Nathalie Appéré est bien obligée de se rendre à l’évidence : « On pensait que l’on aurait le climat toulousain à l’horizon 2030-2035, explique la maire (Parti socialiste, PS) de Rennes. Or, nous y sommes déjà. Et dans cinq à dix ans, c’est plutôt celui du centre Portugal que nous aurons… » Depuis le début de la semaine, une canicule précoce frappe l’ouest du pays, et singulièrement la Bretagne, peu habituée à une telle fournaise.

D’un bout à l’autre de la France, les maires sont aux avant-postes.

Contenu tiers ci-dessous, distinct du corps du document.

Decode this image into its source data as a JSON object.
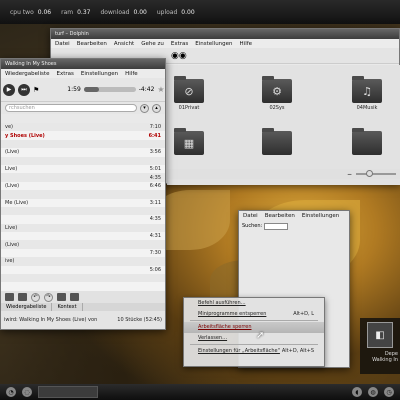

A Paris, Emmanuel Grégoire (PS), nouvellement élu, a multiplié les déplacements sur le terrain les 27 et 28 mai pour se montrer à la tâche et à l’écoute des trois publics particulièrement vulnérables aux fortes chaleurs : les personnes âgées, les enfants et les sans-abri.

Le successeur d’Anne Hidalgo s’est rendu dans l’un des quinze établissements hospitaliers pour personnes âgées dépendantes (Ehpad) gérés par la ville. « Bonjour, il y a quelqu’un ? C’est le maire de la ville » : vingt minutes de vélo plus tard, le voilà en train de faire le tour des campements de fortune du boulevard Bourdon, dans le 4e, pour accompagner la maraude quotidienne de l’unité d’assistance aux sans-abri venue distribuer des gourdes en métal pleines.